Pour celui de la cuisine, le prévenu réplique qu’il s’est servi sur un plateau. Pour le reste… « Pendant une promenade, on m’a proposé de garder les objets en échange d’un téléphone portable pour appeler ma famille. Après, je ne voulais plus, mais on m’a menacé et même de s’en prendre à ma femme. »
Le président a l’œil dubitatif : « Et l’argent ? » Jordan jure qu’on lui a demandé aussi de cacher les billets : « On m’a pris pour un bouffon, j’ai pas su dire non, je ne connaissais pas bien les règles de la prison. »

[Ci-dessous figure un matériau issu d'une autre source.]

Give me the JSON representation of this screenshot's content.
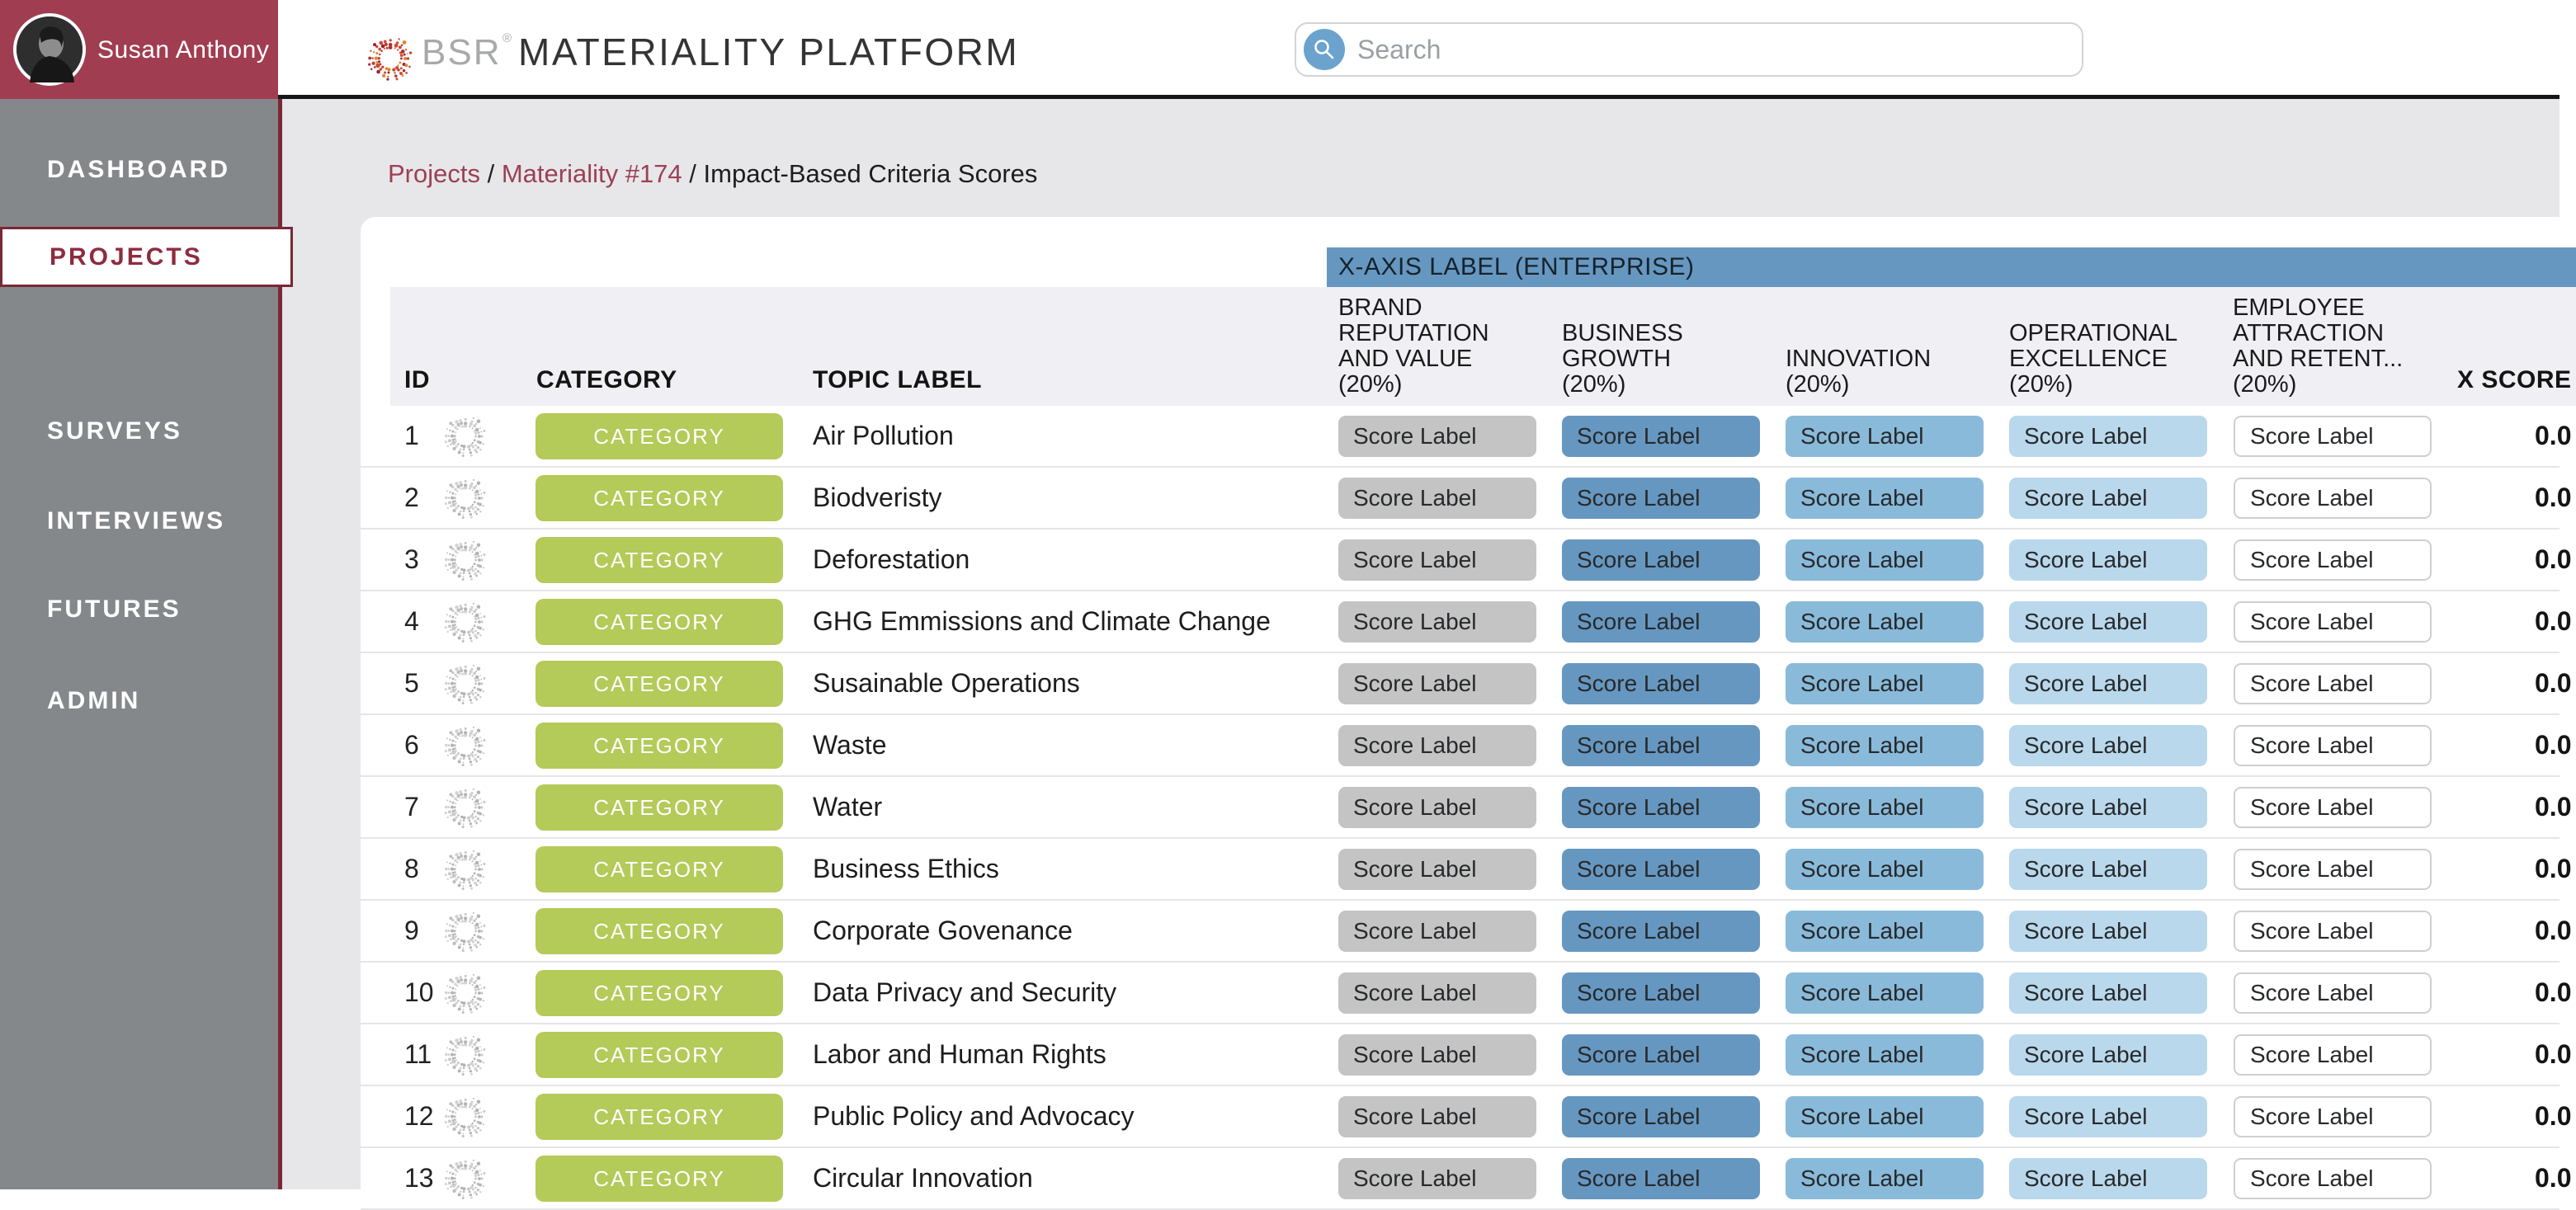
{
  "user": {
    "name": "Susan Anthony"
  },
  "brand": {
    "bsr": "BSR",
    "registered": "®",
    "platform": "MATERIALITY PLATFORM"
  },
  "search": {
    "placeholder": "Search"
  },
  "sidebar": {
    "items": [
      {
        "label": "DASHBOARD",
        "active": false
      },
      {
        "label": "PROJECTS",
        "active": true
      },
      {
        "label": "SURVEYS",
        "active": false
      },
      {
        "label": "INTERVIEWS",
        "active": false
      },
      {
        "label": "FUTURES",
        "active": false
      },
      {
        "label": "ADMIN",
        "active": false
      }
    ]
  },
  "breadcrumb": {
    "separator": " / ",
    "parts": [
      {
        "text": "Projects",
        "link": true
      },
      {
        "text": "Materiality #174",
        "link": true
      },
      {
        "text": "Impact-Based Criteria Scores",
        "link": false
      }
    ]
  },
  "table": {
    "axis_banner": "X-AXIS LABEL (ENTERPRISE)",
    "columns": {
      "id": "ID",
      "category": "CATEGORY",
      "topic": "TOPIC LABEL",
      "x_score": "X SCORE"
    },
    "score_columns": [
      [
        "BRAND",
        "REPUTATION",
        "AND VALUE",
        "(20%)"
      ],
      [
        "BUSINESS",
        "GROWTH",
        "(20%)"
      ],
      [
        "INNOVATION",
        "(20%)"
      ],
      [
        "OPERATIONAL",
        "EXCELLENCE",
        "(20%)"
      ],
      [
        "EMPLOYEE",
        "ATTRACTION",
        "AND RETENT...",
        "(20%)"
      ]
    ],
    "rows": [
      {
        "id": "1",
        "category": "CATEGORY",
        "topic": "Air Pollution",
        "scores": [
          "Score Label",
          "Score Label",
          "Score Label",
          "Score Label",
          "Score Label"
        ],
        "x_score": "0.0"
      },
      {
        "id": "2",
        "category": "CATEGORY",
        "topic": "Biodveristy",
        "scores": [
          "Score Label",
          "Score Label",
          "Score Label",
          "Score Label",
          "Score Label"
        ],
        "x_score": "0.0"
      },
      {
        "id": "3",
        "category": "CATEGORY",
        "topic": "Deforestation",
        "scores": [
          "Score Label",
          "Score Label",
          "Score Label",
          "Score Label",
          "Score Label"
        ],
        "x_score": "0.0"
      },
      {
        "id": "4",
        "category": "CATEGORY",
        "topic": "GHG Emmissions and Climate Change",
        "scores": [
          "Score Label",
          "Score Label",
          "Score Label",
          "Score Label",
          "Score Label"
        ],
        "x_score": "0.0"
      },
      {
        "id": "5",
        "category": "CATEGORY",
        "topic": "Susainable Operations",
        "scores": [
          "Score Label",
          "Score Label",
          "Score Label",
          "Score Label",
          "Score Label"
        ],
        "x_score": "0.0"
      },
      {
        "id": "6",
        "category": "CATEGORY",
        "topic": "Waste",
        "scores": [
          "Score Label",
          "Score Label",
          "Score Label",
          "Score Label",
          "Score Label"
        ],
        "x_score": "0.0"
      },
      {
        "id": "7",
        "category": "CATEGORY",
        "topic": "Water",
        "scores": [
          "Score Label",
          "Score Label",
          "Score Label",
          "Score Label",
          "Score Label"
        ],
        "x_score": "0.0"
      },
      {
        "id": "8",
        "category": "CATEGORY",
        "topic": "Business Ethics",
        "scores": [
          "Score Label",
          "Score Label",
          "Score Label",
          "Score Label",
          "Score Label"
        ],
        "x_score": "0.0"
      },
      {
        "id": "9",
        "category": "CATEGORY",
        "topic": "Corporate Govenance",
        "scores": [
          "Score Label",
          "Score Label",
          "Score Label",
          "Score Label",
          "Score Label"
        ],
        "x_score": "0.0"
      },
      {
        "id": "10",
        "category": "CATEGORY",
        "topic": "Data Privacy and Security",
        "scores": [
          "Score Label",
          "Score Label",
          "Score Label",
          "Score Label",
          "Score Label"
        ],
        "x_score": "0.0"
      },
      {
        "id": "11",
        "category": "CATEGORY",
        "topic": "Labor and Human Rights",
        "scores": [
          "Score Label",
          "Score Label",
          "Score Label",
          "Score Label",
          "Score Label"
        ],
        "x_score": "0.0"
      },
      {
        "id": "12",
        "category": "CATEGORY",
        "topic": "Public Policy and Advocacy",
        "scores": [
          "Score Label",
          "Score Label",
          "Score Label",
          "Score Label",
          "Score Label"
        ],
        "x_score": "0.0"
      },
      {
        "id": "13",
        "category": "CATEGORY",
        "topic": "Circular Innovation",
        "scores": [
          "Score Label",
          "Score Label",
          "Score Label",
          "Score Label",
          "Score Label"
        ],
        "x_score": "0.0"
      }
    ]
  },
  "icons": {
    "search": "magnifier-in-blue-circle",
    "logo_mark": "bsr-dot-sunburst",
    "row_spinner": "gray-dot-sunburst"
  },
  "colors": {
    "maroon": "#a03d51",
    "maroon_dark": "#7b2836",
    "sidebar_gray": "#85888b",
    "banner_blue": "#6697c0",
    "score_gray": "#c4c4c4",
    "score_blue_dark": "#6697c0",
    "score_blue_mid": "#89bada",
    "score_blue_light": "#b9d8ec",
    "badge_green": "#b4ca59"
  }
}
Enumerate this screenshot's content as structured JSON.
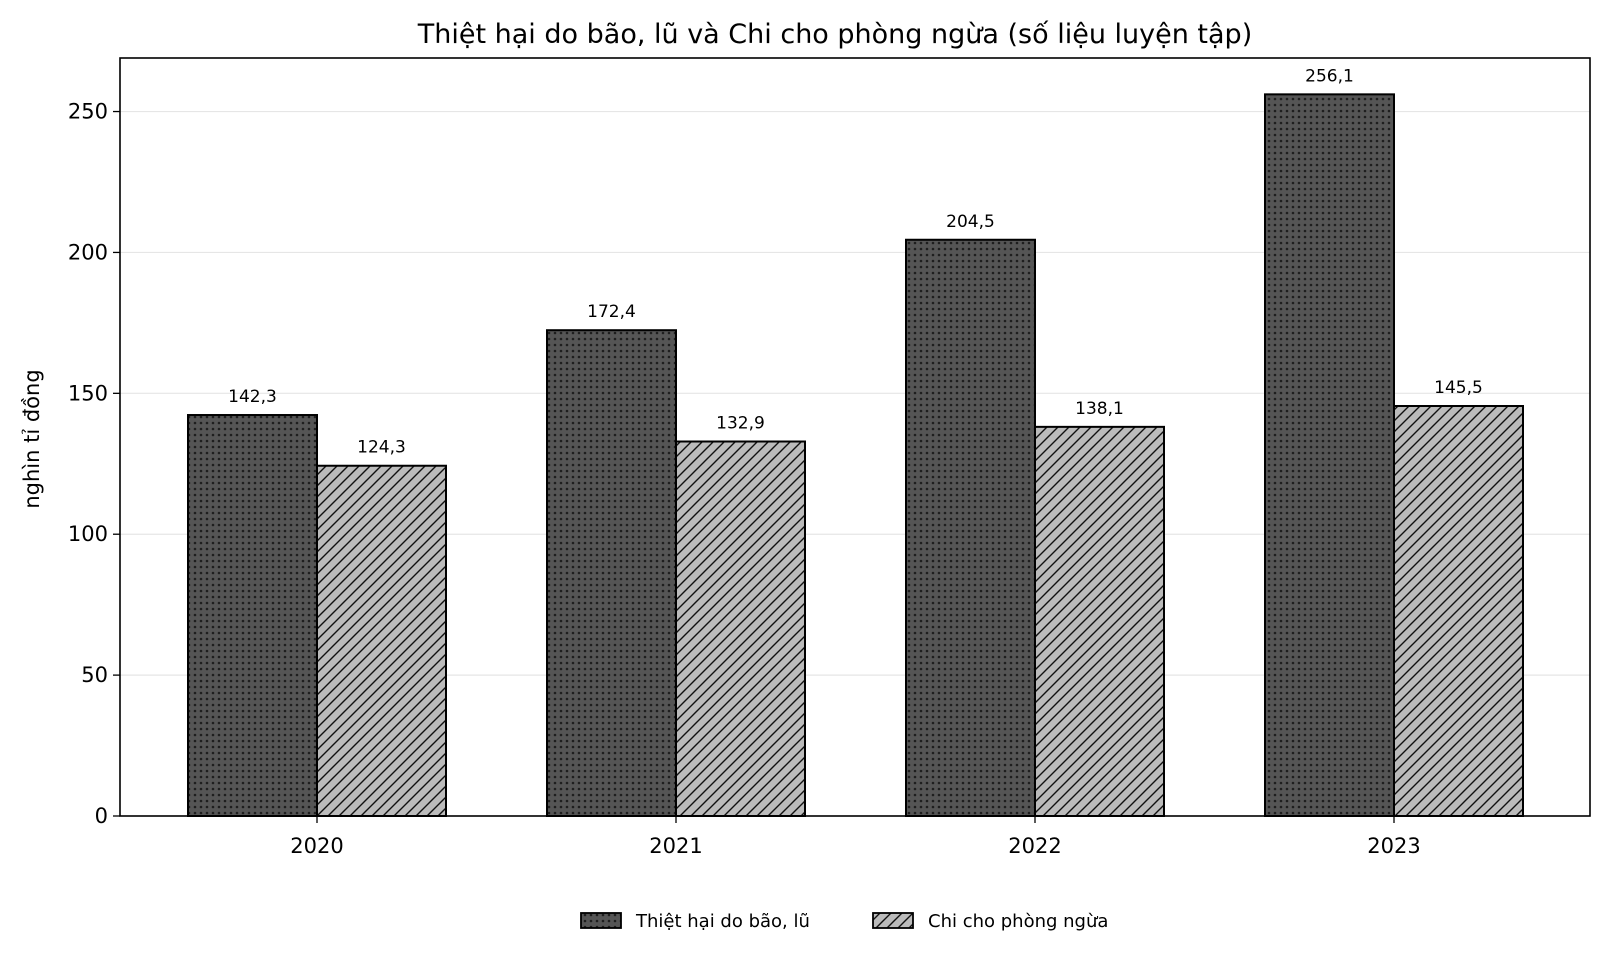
{
  "chart_data": {
    "type": "bar",
    "title": "Thiệt hại do bão, lũ và Chi cho phòng ngừa (số liệu luyện tập)",
    "xlabel": "",
    "ylabel": "nghìn tỉ đồng",
    "categories": [
      "2020",
      "2021",
      "2022",
      "2023"
    ],
    "series": [
      {
        "name": "Thiệt hại do bão, lũ",
        "values": [
          142.3,
          172.4,
          204.5,
          256.1
        ],
        "labels": [
          "142,3",
          "172,4",
          "204,5",
          "256,1"
        ],
        "color": "#555555",
        "pattern": "dots"
      },
      {
        "name": "Chi cho phòng ngừa",
        "values": [
          124.3,
          132.9,
          138.1,
          145.5
        ],
        "labels": [
          "124,3",
          "132,9",
          "138,1",
          "145,5"
        ],
        "color": "#bbbbbb",
        "pattern": "diagonal-hatch"
      }
    ],
    "ylim": [
      0,
      269
    ],
    "yticks": [
      0,
      50,
      100,
      150,
      200,
      250
    ],
    "grid": "horizontal",
    "legend_position": "bottom-center"
  }
}
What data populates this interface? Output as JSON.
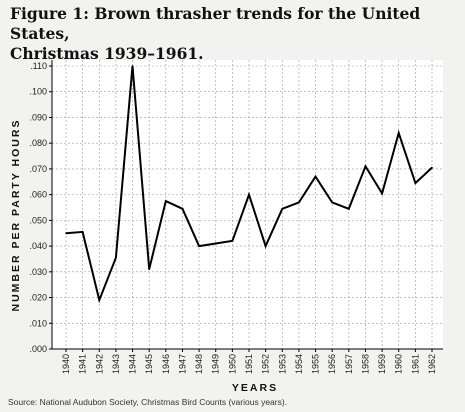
{
  "figure": {
    "title_line1": "Figure 1: Brown thrasher trends for the United States,",
    "title_line2": "Christmas 1939–1961.",
    "source": "Source: National Audubon Society, Christmas Bird Counts (various years)."
  },
  "chart_data": {
    "type": "line",
    "xlabel": "YEARS",
    "ylabel": "NUMBER PER PARTY HOURS",
    "ylim": [
      0,
      0.11
    ],
    "grid": true,
    "y_ticks": [
      ".000",
      ".010",
      ".020",
      ".030",
      ".040",
      ".050",
      ".060",
      ".070",
      ".080",
      ".090",
      ".100",
      ".110"
    ],
    "categories": [
      "1940",
      "1941",
      "1942",
      "1943",
      "1944",
      "1945",
      "1946",
      "1947",
      "1948",
      "1949",
      "1950",
      "1951",
      "1952",
      "1953",
      "1954",
      "1955",
      "1956",
      "1957",
      "1958",
      "1959",
      "1960",
      "1961",
      "1962"
    ],
    "series": [
      {
        "values": [
          0.045,
          0.0455,
          0.019,
          0.0355,
          0.11,
          0.031,
          0.0575,
          0.0545,
          0.04,
          0.041,
          0.042,
          0.06,
          0.04,
          0.0545,
          0.057,
          0.067,
          0.057,
          0.0545,
          0.071,
          0.0605,
          0.084,
          0.0645,
          0.0705
        ],
        "color": "#000000"
      }
    ]
  }
}
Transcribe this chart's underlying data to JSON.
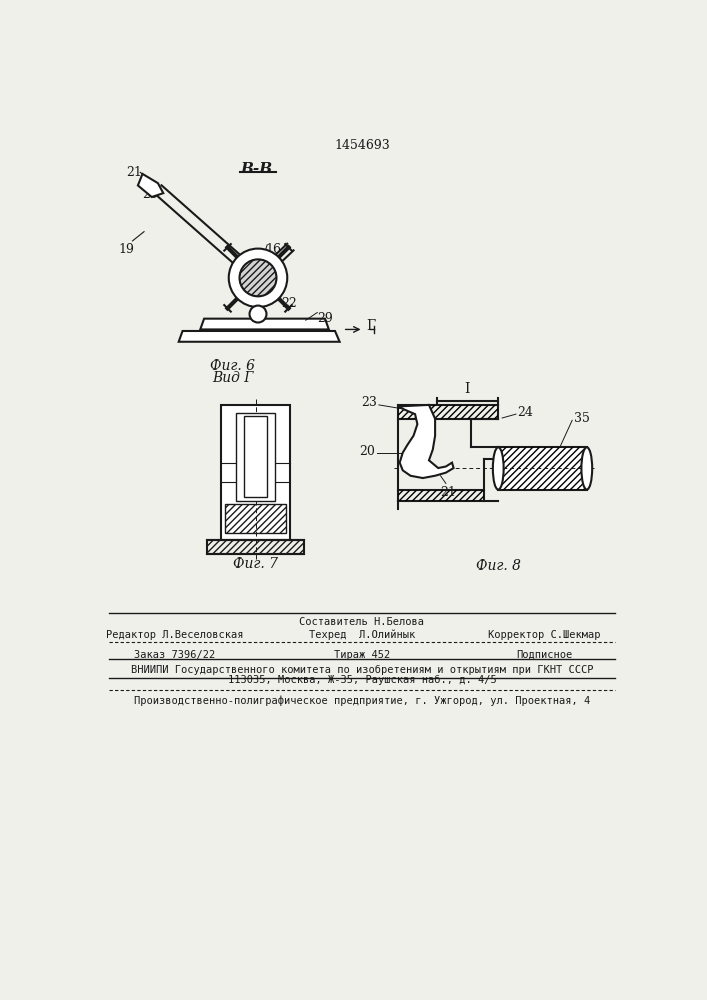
{
  "patent_number": "1454693",
  "bg_color": "#f0f0eb",
  "line_color": "#1a1a1a",
  "fig6_label": "Фиг. 6",
  "vid_label": "Вид Г",
  "fig7_label": "Фиг. 7",
  "fig8_label": "Фиг. 8",
  "section_label": "В-В",
  "footer_line1_center": "Составитель Н.Белова",
  "footer_line1_left": "Редактор Л.Веселовская",
  "footer_line1_center2": "Техред  Л.Олийнык",
  "footer_line1_right": "Корректор С.Шекмар",
  "footer_line2_left": "Заказ 7396/22",
  "footer_line2_center": "Тираж 452",
  "footer_line2_right": "Подписное",
  "footer_line3": "ВНИИПИ Государственного комитета по изобретениям и открытиям при ГКНТ СССР",
  "footer_line4": "113035, Москва, Ж-35, Раушская наб., д. 4/5",
  "footer_line5": "Производственно-полиграфическое предприятие, г. Ужгород, ул. Проектная, 4"
}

Le juge épluche son casier et lui rappelle un petit séjour à Fleury-Mérogis pour vols… « J’suis sorti au bout de 3 mois, pas eu le temps de m’intégrer ! »
Le juge en exhume un autre : « Encore 4 mois de prison, là aussi, pour des vols. Pas assez long, le séjour non plus, j’imagine… »
Jordan change de stratégie : « J’ai volé tout jeune avec mes parents, je n’ai rien connu d’autre. » Le président s’inquiète de savoir s’il a un travail : « Ben, j’ai été beaucoup voleur ; du coup, j’ai pas pu. » Lucide, au moins.
Puis Jordan se met à parler de sa volonté de réinsertion. Il a passé trois diplômes depuis son transfert dans les geôles de Châteauroux dont son brevet des collèges et un CAP de vente : « On m’a bien conseillé, ça m’a remis dans les clous. »
Le magistrat apprécie. « Normalement, l’administration pénitentiaire règle en interne ce genre problème mais, là, vu l’ampleur, elle a porté l’affaire au tribunal ; ça profitait à toute la prison », précise la représentante du parquet. « Et puis, les couteaux, c’est dangereux, et ceux-là, c’était pas pour faire la cuisine ! »
Elle requiert alors six mois ferme pour « faire cesser ces pratiques ». Plaidant pour la défense, Me Sarah Leveque tempère les ardeurs du ministère public : « Il a grandi au milieu de la délinquance. Il a déjà été puni en prison pour ces faits, fouille intégrale systématique, 25 jours en quartier disciplinaire, trois mois en isolement… Ne découragez pas sa réinsertion ! »
Le tribunal a ramené la peine à quatre mois ferme. Avec une sortie prévue en 2019, il peut tenter le bac.